Eurozona cresce più degli Stati Uniti: cosa succede?

Matteo Bienna

29 Aprile 2016 - 16:19

Dagli ultimi dati sulla crescita l’Eurozona sembra aver superato gli Stati Uniti nel primo trimestre 2016. Vediamo i motivi alla base del superamento e le prospettive di durata.

Eurozona cresce più degli Stati Uniti: cosa succede?

L’Eurozona cresce più degli Stati Uniti.

Questo è la conclusione che si ottiene guardando agli ultimi dati sulla crescita di entrambe le aree, relativi ai primi tre mesi di quest’anno.

Le politiche monetarie, i costi dell’energia e le esternalità positive del problema immigrazione sembrano essere i punti a favore per l’economia dell’Eurozona, almeno in questa primissima parte di 2016, mentre la Federal Reserve tiene a freno le proprie intenzioni.

Vediamo di analizzare le ragioni del sorpasso e di capire se questa prospettiva è in grado di mantenersi nel tempo.

Smacco agli Stati Uniti: l’Eurozona sta crescendo di più.
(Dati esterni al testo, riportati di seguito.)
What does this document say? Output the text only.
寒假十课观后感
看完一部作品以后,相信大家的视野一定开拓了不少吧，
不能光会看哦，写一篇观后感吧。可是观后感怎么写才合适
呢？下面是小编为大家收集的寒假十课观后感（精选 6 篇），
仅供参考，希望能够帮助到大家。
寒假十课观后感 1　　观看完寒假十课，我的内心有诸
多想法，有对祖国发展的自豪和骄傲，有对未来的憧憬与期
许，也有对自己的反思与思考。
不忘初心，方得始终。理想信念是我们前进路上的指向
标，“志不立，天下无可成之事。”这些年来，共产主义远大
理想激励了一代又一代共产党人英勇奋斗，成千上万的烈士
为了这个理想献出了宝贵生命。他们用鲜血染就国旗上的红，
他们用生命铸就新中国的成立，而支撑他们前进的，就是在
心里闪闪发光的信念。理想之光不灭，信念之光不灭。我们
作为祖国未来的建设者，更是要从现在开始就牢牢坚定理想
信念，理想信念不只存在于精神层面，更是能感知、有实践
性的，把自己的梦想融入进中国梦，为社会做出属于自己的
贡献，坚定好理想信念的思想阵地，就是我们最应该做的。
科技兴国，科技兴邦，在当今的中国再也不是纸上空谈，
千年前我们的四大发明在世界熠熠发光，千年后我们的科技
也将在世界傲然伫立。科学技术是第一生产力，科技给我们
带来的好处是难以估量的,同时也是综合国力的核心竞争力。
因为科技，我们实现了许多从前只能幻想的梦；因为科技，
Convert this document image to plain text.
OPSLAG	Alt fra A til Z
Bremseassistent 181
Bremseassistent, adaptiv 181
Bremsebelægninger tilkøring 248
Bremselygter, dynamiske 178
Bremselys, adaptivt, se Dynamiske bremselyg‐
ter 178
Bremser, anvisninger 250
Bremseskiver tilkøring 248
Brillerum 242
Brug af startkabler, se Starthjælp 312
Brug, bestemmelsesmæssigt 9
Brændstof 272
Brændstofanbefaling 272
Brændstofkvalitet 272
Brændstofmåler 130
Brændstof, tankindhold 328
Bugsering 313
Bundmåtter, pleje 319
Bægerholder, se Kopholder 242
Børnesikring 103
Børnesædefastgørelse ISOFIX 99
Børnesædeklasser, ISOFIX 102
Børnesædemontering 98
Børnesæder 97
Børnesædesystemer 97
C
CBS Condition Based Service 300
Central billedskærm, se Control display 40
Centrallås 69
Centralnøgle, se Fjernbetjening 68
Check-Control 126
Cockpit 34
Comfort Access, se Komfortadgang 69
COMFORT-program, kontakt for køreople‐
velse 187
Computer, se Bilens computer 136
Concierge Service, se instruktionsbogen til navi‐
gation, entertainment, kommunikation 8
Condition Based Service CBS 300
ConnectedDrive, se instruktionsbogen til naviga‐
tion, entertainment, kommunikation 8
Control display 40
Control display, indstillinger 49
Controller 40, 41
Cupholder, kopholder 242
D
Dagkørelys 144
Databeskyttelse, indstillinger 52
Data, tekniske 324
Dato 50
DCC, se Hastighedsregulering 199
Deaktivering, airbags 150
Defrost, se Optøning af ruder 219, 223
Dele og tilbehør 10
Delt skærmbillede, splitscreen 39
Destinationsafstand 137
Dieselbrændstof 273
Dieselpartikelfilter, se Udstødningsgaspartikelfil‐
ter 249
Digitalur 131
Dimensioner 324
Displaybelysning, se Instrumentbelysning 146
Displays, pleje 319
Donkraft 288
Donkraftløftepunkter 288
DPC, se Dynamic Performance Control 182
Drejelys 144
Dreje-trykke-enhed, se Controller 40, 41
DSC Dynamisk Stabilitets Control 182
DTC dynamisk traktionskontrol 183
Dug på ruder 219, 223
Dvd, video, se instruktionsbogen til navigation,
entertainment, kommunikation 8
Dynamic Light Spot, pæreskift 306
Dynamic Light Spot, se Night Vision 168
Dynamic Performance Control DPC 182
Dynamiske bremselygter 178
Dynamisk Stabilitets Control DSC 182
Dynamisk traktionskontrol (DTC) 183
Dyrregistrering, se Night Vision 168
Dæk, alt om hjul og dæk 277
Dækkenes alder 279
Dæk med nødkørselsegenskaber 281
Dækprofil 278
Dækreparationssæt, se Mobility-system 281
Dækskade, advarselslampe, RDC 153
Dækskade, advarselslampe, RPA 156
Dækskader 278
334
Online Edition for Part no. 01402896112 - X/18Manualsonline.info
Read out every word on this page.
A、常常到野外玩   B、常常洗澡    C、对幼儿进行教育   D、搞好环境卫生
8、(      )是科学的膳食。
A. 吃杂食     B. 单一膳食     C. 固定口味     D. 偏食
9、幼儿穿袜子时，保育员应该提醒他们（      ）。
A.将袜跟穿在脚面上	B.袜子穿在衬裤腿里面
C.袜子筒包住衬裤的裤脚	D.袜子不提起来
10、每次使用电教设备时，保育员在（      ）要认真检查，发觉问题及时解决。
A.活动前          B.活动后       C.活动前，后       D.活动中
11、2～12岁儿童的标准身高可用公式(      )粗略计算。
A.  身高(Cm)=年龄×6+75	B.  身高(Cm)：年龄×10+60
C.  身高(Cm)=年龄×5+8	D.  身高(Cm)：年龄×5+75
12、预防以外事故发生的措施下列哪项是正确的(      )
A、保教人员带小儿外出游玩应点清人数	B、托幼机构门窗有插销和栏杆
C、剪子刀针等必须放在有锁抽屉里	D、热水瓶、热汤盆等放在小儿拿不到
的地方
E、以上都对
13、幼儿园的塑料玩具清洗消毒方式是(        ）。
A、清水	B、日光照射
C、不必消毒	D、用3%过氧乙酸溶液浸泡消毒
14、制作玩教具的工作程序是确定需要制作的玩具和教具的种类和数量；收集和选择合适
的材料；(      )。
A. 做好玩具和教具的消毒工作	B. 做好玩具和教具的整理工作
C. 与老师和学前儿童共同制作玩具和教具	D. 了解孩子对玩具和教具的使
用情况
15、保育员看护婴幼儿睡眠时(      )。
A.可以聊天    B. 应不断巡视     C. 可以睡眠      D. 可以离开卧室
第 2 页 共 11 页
Durerà?

La crescita economica dell’Eurozona ha segnato un +0,6% nei primi tre mesi del 2016 rispetto al trimestre precedente, battendo con agevolezza sia gli Stati Uniti che il Regno Unito.

La crescita è stata pari al doppio rispetto a quella del semestre precedente e ben al di sopra di quelle che erano le attese degli analisti.

Le aspettative vedevano infatti una crescita del +0,4%, mentre sul fronte americano il dato del +0,5% va in realtà riconsiderato secondo il metodo di calcolo usato in Europa, che lo riposizionerebbe ad un +0,1% nel confronto diretto.

I contributi più rilevanti sono stati offerti da Spagna e Francia, cresciute più del previsto, mentre buone notizie per l’Eurozona sono anche arrivate dal tasso di disoccupazione, sceso al minimo dal 2011 (10,2%).

L’Eurozona sembra risalire la china grazie all’ultimo bazooka di Draghi e della BCE, ai bassi costi dell’energia, ad una crescita nei consumi e al supporto dato dai governi nazionali al problema immigrazione.

Quest’ultimo, in particolare, sta mettendo a dura prova le frontiere dei paesi membri dell’UE, ma sta anche contribuendo a fornire uno sprint all’economia:

“Sta aumentando la spesa pubblica che a sua volta sostiene la crescita, il tutto senza nessun effetto negativo sui consumi.”

Queste le parole di Howard Archer, economista capo della divisione europea di IHS Economics, società che offre analisi e supporto decisionale ai governi e alle imprese.

Il già citato basso costo dell’energia, se da un lato è significato un ritorno alla deflazione per questo periodo, dall’altro favorisce il risparmio dei consumatori, i quali sembrano restituirne almeno una buona parte all’economia, attraverso l’aumento dei consumi.

La spesa delle famiglie e le vendite al dettaglio hanno tuttavia segnato un ribasso durante il primo trimestre di quest’anno, entrambe influenzate negativamente dagli attacchi terroristici di Parigi.

Le stime degli economisti sembrano però giudicare questi dati come temporanei.

Le previsioni per il prossimo trimestre vedono una frenata nella crescita, difficile da sostenere.
Il rallentamento dell’economia a livello mondiale, la perdita di fiducia dei consumatori e l’incertezza che il referendum inglese porterà nei territori dell’Eurozona potrebbero mostrare il loro peso nella prossima misurazione trimestrale, così da annullare il vantaggio che i paesi europei hanno segnato contro gli USA in questo inizio di 2016.

“I dati relativi agli Stati Uniti sembrano seguire la prassi di iniziare l’anno al ribasso. Il secondo trimestre vedrà un miglioramento generale rispetto al primo.”

Se le parole di Holger Schmieding, capo economista di Berenberg, dovessero avverarsi l’Eurozona potrebbe tornare ad inseguire, in quella che in ogni caso sembra una gara senza vincitori.